[Event Report] The 53rd Breakfast Meeting: -Quality Indicator, Measuring Quality of Healthcare
date : 6/12/2015
Tags: HGPI Seminar
Theme: Measuring Health Care Quality: Quality Indicators
Speaker: Dr. Tsuguya Fukui, President of St. Luke’s International Hospital
Date: May 20, 2015
Venue: Kobeya Sylphide, GranAge Marunouchi
On May 20, 2015, HGPI hosted a breakfast meeting featuring Dr. Tsuguya Fukui, the president of St. Luke’s International hospital and a lead figure in the development of St. Luke’s International Hospital’s quality indicators (QI), which were created in 2007 and gained international recognition after being cited in a 2014 OECD report, Reviews of Health Care Quality: Japan.
Improving Health Care Quality through the use QI: St. Luke’s International Hospital’s approach
■Examples of QI in Use at St. Luke’s International Hospital
When treating patients with hypertension, the patient’s blood pressure is monitored not only by the attending physician, but by all others in the hospital who interact with that patient to improve blood pressure control by monitoring the rate of blood pressure decrease. Because there is a significant number of patients with hypertension, consultations by these patients are not limited to specialists, but include non-specialists as well. Each practitioner has access to the blood pressure measurements and study sessions are held. For those patients whose health outcomes do not improve as expected, an alert appears on the electronic medical record.

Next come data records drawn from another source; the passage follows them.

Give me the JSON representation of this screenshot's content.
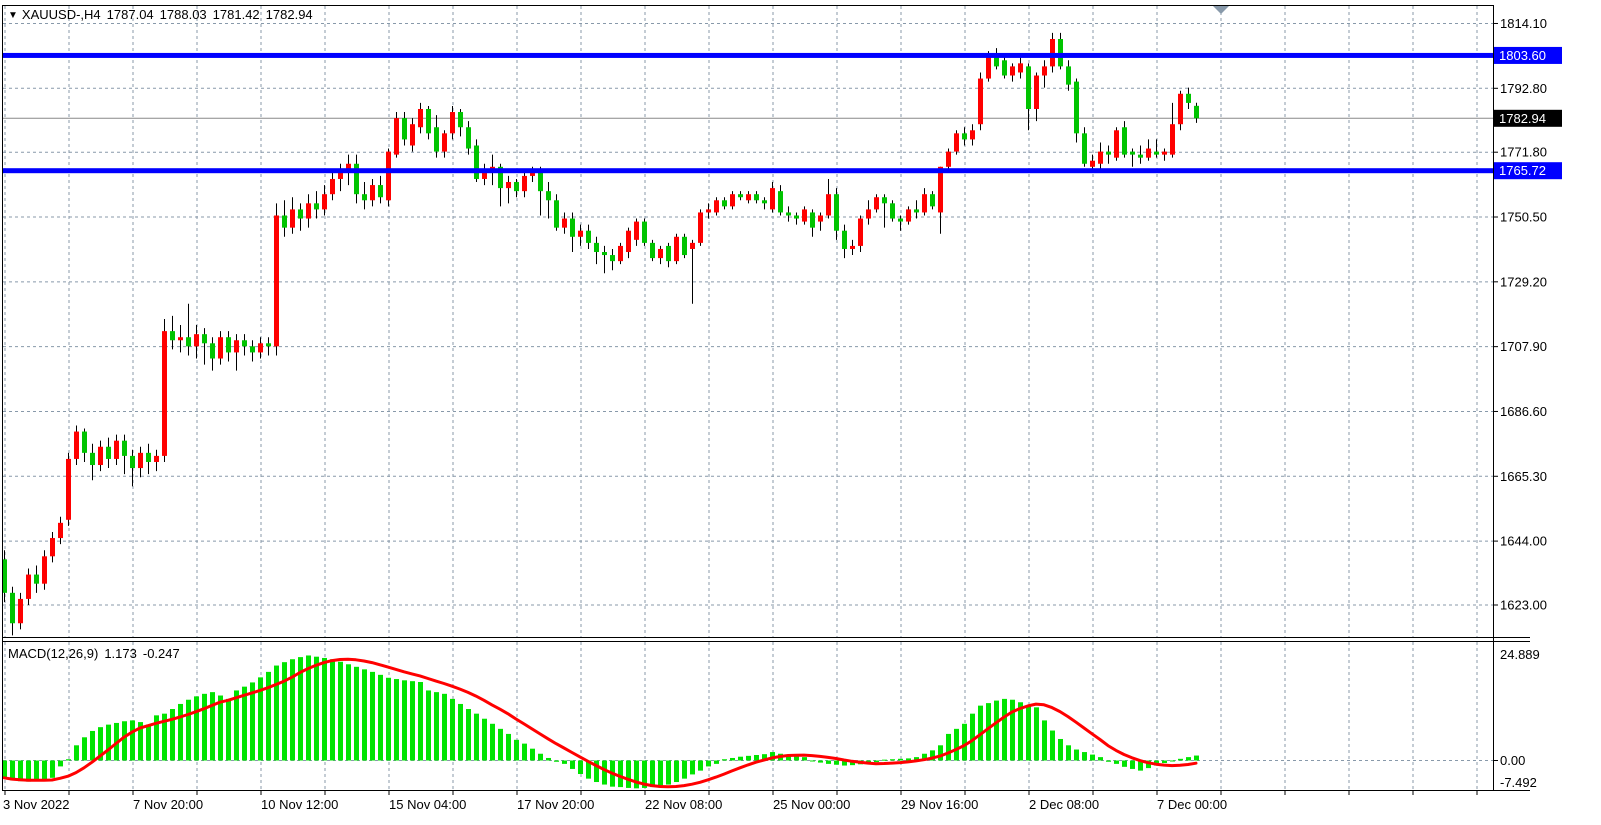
{
  "header": {
    "symbol_period": "XAUUSD-,H4",
    "open": "1787.04",
    "high": "1788.03",
    "low": "1781.42",
    "close": "1782.94"
  },
  "indicator_label": {
    "name": "MACD(12,26,9)",
    "macd_value": "1.173",
    "signal_value": "-0.247"
  },
  "price_axis": {
    "tags": [
      {
        "text": "1803.60",
        "bg": "#0000FF",
        "price": 1803.6
      },
      {
        "text": "1782.94",
        "bg": "#000000",
        "price": 1782.94
      },
      {
        "text": "1765.72",
        "bg": "#0000FF",
        "price": 1765.72
      }
    ]
  },
  "macd_axis": {
    "top": "24.889",
    "zero": "0.00",
    "bottom": "-7.492"
  },
  "colors": {
    "up": "#FF0000",
    "down": "#00C400",
    "wick": "#000000",
    "macd_bar": "#00E400",
    "signal": "#FF0000",
    "grid": "#8899AA",
    "bid_line": "#888888",
    "level_line": "#0000FF",
    "frame": "#000000",
    "marker": "#8899AA"
  },
  "chart_data": [
    {
      "type": "candlestick",
      "symbol": "XAUUSD-",
      "timeframe": "H4",
      "title": "XAUUSD-,H4 1787.04 1788.03 1781.42 1782.94",
      "ylim": [
        1612,
        1819
      ],
      "grid": true,
      "price_gridlines": [
        1814.1,
        1792.8,
        1771.8,
        1750.5,
        1729.2,
        1707.9,
        1686.6,
        1665.3,
        1644.0,
        1623.0
      ],
      "horizontal_lines": [
        {
          "price": 1803.6,
          "color": "#0000FF"
        },
        {
          "price": 1765.72,
          "color": "#0000FF"
        }
      ],
      "bid_price": 1782.94,
      "time_labels": [
        "3 Nov 2022",
        "7 Nov 20:00",
        "10 Nov 12:00",
        "15 Nov 04:00",
        "17 Nov 20:00",
        "22 Nov 08:00",
        "25 Nov 00:00",
        "29 Nov 16:00",
        "2 Dec 08:00",
        "7 Dec 00:00"
      ],
      "candles": [
        [
          1638,
          1641,
          1624,
          1627
        ],
        [
          1627,
          1629,
          1613,
          1617
        ],
        [
          1617,
          1627,
          1615,
          1625
        ],
        [
          1625,
          1635,
          1623,
          1633
        ],
        [
          1633,
          1636,
          1627,
          1630
        ],
        [
          1630,
          1641,
          1628,
          1639
        ],
        [
          1639,
          1647,
          1637,
          1645
        ],
        [
          1645,
          1652,
          1643,
          1650
        ],
        [
          1651,
          1673,
          1649,
          1671
        ],
        [
          1671,
          1682,
          1669,
          1680
        ],
        [
          1680,
          1681,
          1670,
          1673
        ],
        [
          1673,
          1676,
          1664,
          1669
        ],
        [
          1669,
          1677,
          1667,
          1675
        ],
        [
          1675,
          1678,
          1668,
          1671
        ],
        [
          1671,
          1679,
          1669,
          1677
        ],
        [
          1677,
          1679,
          1666,
          1672
        ],
        [
          1672,
          1674,
          1662,
          1668
        ],
        [
          1668,
          1675,
          1665,
          1673
        ],
        [
          1673,
          1676,
          1666,
          1670
        ],
        [
          1670,
          1674,
          1667,
          1672
        ],
        [
          1672,
          1717,
          1670,
          1713
        ],
        [
          1713,
          1718,
          1707,
          1710
        ],
        [
          1710,
          1715,
          1706,
          1711
        ],
        [
          1711,
          1722,
          1705,
          1708
        ],
        [
          1708,
          1715,
          1704,
          1712
        ],
        [
          1712,
          1714,
          1702,
          1709
        ],
        [
          1709,
          1711,
          1700,
          1704
        ],
        [
          1704,
          1713,
          1702,
          1711
        ],
        [
          1711,
          1713,
          1703,
          1706
        ],
        [
          1706,
          1712,
          1700,
          1710
        ],
        [
          1710,
          1712,
          1705,
          1708
        ],
        [
          1708,
          1710,
          1703,
          1706
        ],
        [
          1706,
          1711,
          1704,
          1709
        ],
        [
          1709,
          1711,
          1705,
          1708
        ],
        [
          1708,
          1755,
          1705,
          1751
        ],
        [
          1751,
          1756,
          1744,
          1747
        ],
        [
          1747,
          1757,
          1745,
          1753
        ],
        [
          1753,
          1755,
          1746,
          1750
        ],
        [
          1750,
          1758,
          1747,
          1755
        ],
        [
          1755,
          1759,
          1750,
          1753
        ],
        [
          1753,
          1761,
          1751,
          1758
        ],
        [
          1758,
          1766,
          1756,
          1763
        ],
        [
          1763,
          1768,
          1759,
          1765
        ],
        [
          1765,
          1771,
          1761,
          1768
        ],
        [
          1768,
          1771,
          1755,
          1758
        ],
        [
          1758,
          1762,
          1753,
          1756
        ],
        [
          1756,
          1763,
          1754,
          1761
        ],
        [
          1761,
          1764,
          1755,
          1757
        ],
        [
          1756,
          1773,
          1754,
          1772
        ],
        [
          1771,
          1785,
          1770,
          1783
        ],
        [
          1783,
          1785,
          1774,
          1776
        ],
        [
          1774,
          1783,
          1772,
          1781
        ],
        [
          1780,
          1788,
          1778,
          1786
        ],
        [
          1786,
          1787,
          1776,
          1778
        ],
        [
          1780,
          1784,
          1770,
          1772
        ],
        [
          1772,
          1779,
          1770,
          1778
        ],
        [
          1778,
          1787,
          1776,
          1785
        ],
        [
          1785,
          1786,
          1777,
          1780
        ],
        [
          1780,
          1782,
          1771,
          1773
        ],
        [
          1774,
          1776,
          1762,
          1763
        ],
        [
          1763,
          1768,
          1761,
          1766
        ],
        [
          1766,
          1771,
          1761,
          1767
        ],
        [
          1767,
          1768,
          1754,
          1760
        ],
        [
          1760,
          1764,
          1755,
          1762
        ],
        [
          1762,
          1763,
          1757,
          1759
        ],
        [
          1759,
          1765,
          1757,
          1764
        ],
        [
          1764,
          1767,
          1762,
          1766
        ],
        [
          1766,
          1767,
          1751,
          1759
        ],
        [
          1759,
          1762,
          1750,
          1756
        ],
        [
          1756,
          1758,
          1746,
          1747
        ],
        [
          1747,
          1752,
          1745,
          1750
        ],
        [
          1750,
          1752,
          1739,
          1744
        ],
        [
          1744,
          1748,
          1741,
          1746
        ],
        [
          1746,
          1748,
          1740,
          1742
        ],
        [
          1742,
          1744,
          1735,
          1739
        ],
        [
          1739,
          1741,
          1732,
          1738
        ],
        [
          1738,
          1740,
          1733,
          1736
        ],
        [
          1736,
          1742,
          1735,
          1741
        ],
        [
          1739,
          1747,
          1737,
          1746
        ],
        [
          1743,
          1750,
          1741,
          1749
        ],
        [
          1749,
          1750,
          1741,
          1742
        ],
        [
          1742,
          1743,
          1736,
          1737
        ],
        [
          1737,
          1741,
          1735,
          1740
        ],
        [
          1741,
          1742,
          1734,
          1736
        ],
        [
          1736,
          1745,
          1735,
          1744
        ],
        [
          1744,
          1745,
          1737,
          1738
        ],
        [
          1740,
          1743,
          1722,
          1742
        ],
        [
          1742,
          1753,
          1741,
          1752
        ],
        [
          1752,
          1755,
          1750,
          1753
        ],
        [
          1752,
          1757,
          1751,
          1756
        ],
        [
          1756,
          1757,
          1753,
          1754
        ],
        [
          1754,
          1759,
          1753,
          1758
        ],
        [
          1758,
          1759,
          1756,
          1757
        ],
        [
          1756,
          1759,
          1755,
          1758
        ],
        [
          1758,
          1759,
          1755,
          1756
        ],
        [
          1756,
          1757,
          1753,
          1755
        ],
        [
          1753,
          1762,
          1752,
          1760
        ],
        [
          1759,
          1761,
          1751,
          1752
        ],
        [
          1752,
          1754,
          1749,
          1751
        ],
        [
          1751,
          1752,
          1748,
          1750
        ],
        [
          1749,
          1754,
          1748,
          1753
        ],
        [
          1752,
          1753,
          1744,
          1747
        ],
        [
          1749,
          1752,
          1746,
          1751
        ],
        [
          1751,
          1763,
          1750,
          1758
        ],
        [
          1758,
          1760,
          1743,
          1746
        ],
        [
          1746,
          1748,
          1737,
          1740
        ],
        [
          1740,
          1743,
          1738,
          1741
        ],
        [
          1741,
          1751,
          1739,
          1750
        ],
        [
          1750,
          1756,
          1748,
          1753
        ],
        [
          1753,
          1758,
          1752,
          1757
        ],
        [
          1757,
          1758,
          1747,
          1755
        ],
        [
          1755,
          1756,
          1749,
          1750
        ],
        [
          1750,
          1751,
          1746,
          1749
        ],
        [
          1749,
          1754,
          1748,
          1753
        ],
        [
          1753,
          1756,
          1750,
          1752
        ],
        [
          1752,
          1760,
          1751,
          1758
        ],
        [
          1758,
          1759,
          1753,
          1754
        ],
        [
          1752,
          1767,
          1745,
          1767
        ],
        [
          1767,
          1773,
          1765,
          1772
        ],
        [
          1772,
          1779,
          1771,
          1778
        ],
        [
          1778,
          1780,
          1774,
          1776
        ],
        [
          1776,
          1781,
          1774,
          1779
        ],
        [
          1781,
          1798,
          1779,
          1796
        ],
        [
          1796,
          1805,
          1795,
          1803
        ],
        [
          1803,
          1806,
          1799,
          1800
        ],
        [
          1802,
          1804,
          1796,
          1797
        ],
        [
          1797,
          1801,
          1795,
          1800
        ],
        [
          1798,
          1804,
          1796,
          1801
        ],
        [
          1800,
          1801,
          1779,
          1786
        ],
        [
          1786,
          1798,
          1782,
          1797
        ],
        [
          1797,
          1802,
          1793,
          1800
        ],
        [
          1800,
          1811,
          1798,
          1809
        ],
        [
          1809,
          1811,
          1799,
          1800
        ],
        [
          1800,
          1802,
          1792,
          1794
        ],
        [
          1795,
          1796,
          1775,
          1778
        ],
        [
          1778,
          1780,
          1767,
          1768
        ],
        [
          1767,
          1771,
          1765,
          1769
        ],
        [
          1768,
          1775,
          1766,
          1772
        ],
        [
          1772,
          1774,
          1768,
          1771
        ],
        [
          1770,
          1780,
          1769,
          1779
        ],
        [
          1780,
          1782,
          1770,
          1771
        ],
        [
          1772,
          1773,
          1767,
          1771
        ],
        [
          1771,
          1774,
          1768,
          1770
        ],
        [
          1770,
          1776,
          1769,
          1773
        ],
        [
          1772,
          1776,
          1770,
          1771
        ],
        [
          1771,
          1773,
          1769,
          1772
        ],
        [
          1771,
          1788,
          1770,
          1781
        ],
        [
          1781,
          1792,
          1779,
          1791
        ],
        [
          1791,
          1793,
          1786,
          1788
        ],
        [
          1787.04,
          1788.03,
          1781.42,
          1782.94
        ]
      ]
    },
    {
      "type": "bar",
      "name": "MACD(12,26,9)",
      "current": {
        "macd": 1.173,
        "signal": -0.247
      },
      "signal_period": 9,
      "ylim": [
        -7.492,
        24.889
      ],
      "axis_labels": [
        "24.889",
        "0.00",
        "-7.492"
      ],
      "values": [
        -4.1,
        -4.7,
        -4.9,
        -5.0,
        -4.6,
        -4.9,
        -4.1,
        -1.4,
        0.3,
        3.6,
        5.5,
        7.0,
        7.9,
        8.5,
        8.9,
        9.3,
        9.5,
        9.1,
        8.5,
        10.7,
        11.1,
        12.2,
        13.4,
        14.4,
        15.2,
        15.8,
        16.2,
        15.4,
        14.6,
        16.6,
        17.5,
        18.5,
        19.7,
        21.0,
        22.5,
        23.3,
        24.0,
        24.5,
        24.889,
        24.6,
        24.3,
        24.0,
        23.4,
        22.8,
        22.2,
        21.6,
        21.0,
        20.3,
        19.6,
        19.3,
        19.0,
        18.8,
        18.6,
        16.6,
        16.2,
        15.8,
        14.6,
        13.4,
        12.2,
        11.1,
        9.9,
        8.7,
        7.5,
        6.3,
        4.9,
        4.0,
        2.8,
        1.6,
        0.6,
        -0.3,
        -0.8,
        -2.0,
        -3.2,
        -4.3,
        -5.1,
        -5.7,
        -6.2,
        -6.3,
        -6.5,
        -6.6,
        -6.5,
        -6.3,
        -6.2,
        -5.7,
        -5.1,
        -4.3,
        -3.3,
        -2.4,
        -1.4,
        -0.8,
        0.3,
        0.6,
        0.9,
        1.1,
        1.3,
        1.5,
        2.0,
        1.6,
        1.3,
        1.0,
        0.8,
        -0.2,
        -0.5,
        -0.8,
        -1.0,
        -1.2,
        -1.1,
        -0.9,
        -0.7,
        -0.4,
        0.2,
        0.3,
        0.4,
        0.5,
        0.8,
        1.6,
        2.4,
        3.6,
        6.3,
        7.5,
        8.7,
        11.1,
        13.0,
        13.6,
        14.2,
        14.6,
        14.4,
        13.8,
        13.0,
        12.6,
        9.5,
        7.1,
        5.1,
        3.6,
        2.6,
        2.0,
        1.4,
        0.8,
        -0.3,
        -0.8,
        -1.5,
        -2.0,
        -2.4,
        -1.8,
        -1.2,
        -0.6,
        -0.2,
        0.4,
        0.8,
        1.173
      ]
    }
  ]
}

The same process takes place with patients with diabetes whose HbA1c values shared with attending physicians. Physicians are able to see what medicines have been prescribed by checking electronic medical records. Data is then utilized during consultations with specialists and during study sessions to better understand the most appropriate treatment for patients.
The use of QI has led to a decrease in the incidence of catheter insertion complications. By inviting outside speakers to give lectures, providing staff trainings, using an authorization system, we have been able to drastically reduce the number of complication cases.
Hand hygiene, which helps to prevent hospital-acquired infections, has also greatly improved. It began with direct observation by a supervisor and moved onto monitoring with use of video cameras. Eventually, 24-hour surveillance cameras were installed to monitor activities across the hospital. Using this surveillance system, we are able to give feedback and engage in discussions on the challenges of handwashing with medical personnel who fail to maintain hand hygiene. As hand hygiene has improved, the rate of infections has decreased.
■ QI Benchmarks and PDCA cycle
The provision of high-quality healthcare to all patients of St. Luke’s International Hospital is the responsibility of the president. QI is summarized into books available to all hospital staff and most indicators have improved as a result. Staff is motivated by other physicians and hospitals who are working to improve using QI and the Hawthorne Effect (being observed leads to improved performance) plays a role as well. Using the PDCA cycle in the medical workplace is also important and effective.
■ Expanding throughout Japan
The concept of QI is continuing to expand. The Japan Hospital Association’s implementation of a program called the QI Project is one example of a major step forward. When the QI Project began, there were 30 participating hospitals. Year by year the number of participating hospitals has grown and currently there are 326 hospitals taking part in the project. The analysis of the data gathered through the QI Project takes place mainly at the St. Luke’s International Hospital. Using benchmarks for each participating hospital, the hospitals are given feedback. Case study presentations are also held so that others can learn from successful cases.
■QI in the International Context
In other countries, we see health care quality indicators being tied to compensation. The US is using pay for performance and the UK is implementing similar incentive systems. In France and the Netherlands, QI is widely used to rank hospitals although it is not tied to compensation.
QI is not appropriate for all the cases. For example, hospitals with unfavorable QI values tend to have a large number of emergency patients. Therefore, QI cannot be evaluated on the basis of values alone; hospitals’ unique settings and the risks they face must also be considered. It is critical to introduce QI at the appropriate hospitals and utilize it to improve and modify behavior within those hospitals.
In March 2014, the OECD ranked Japan 12th among OECD countries. The OECD’s November 2014 report cited the QI Project taking place at St. Luke’s International Hospital’s as significantly impressive and as a potential model for the rest of the country. We hope to continue to contribute to the world.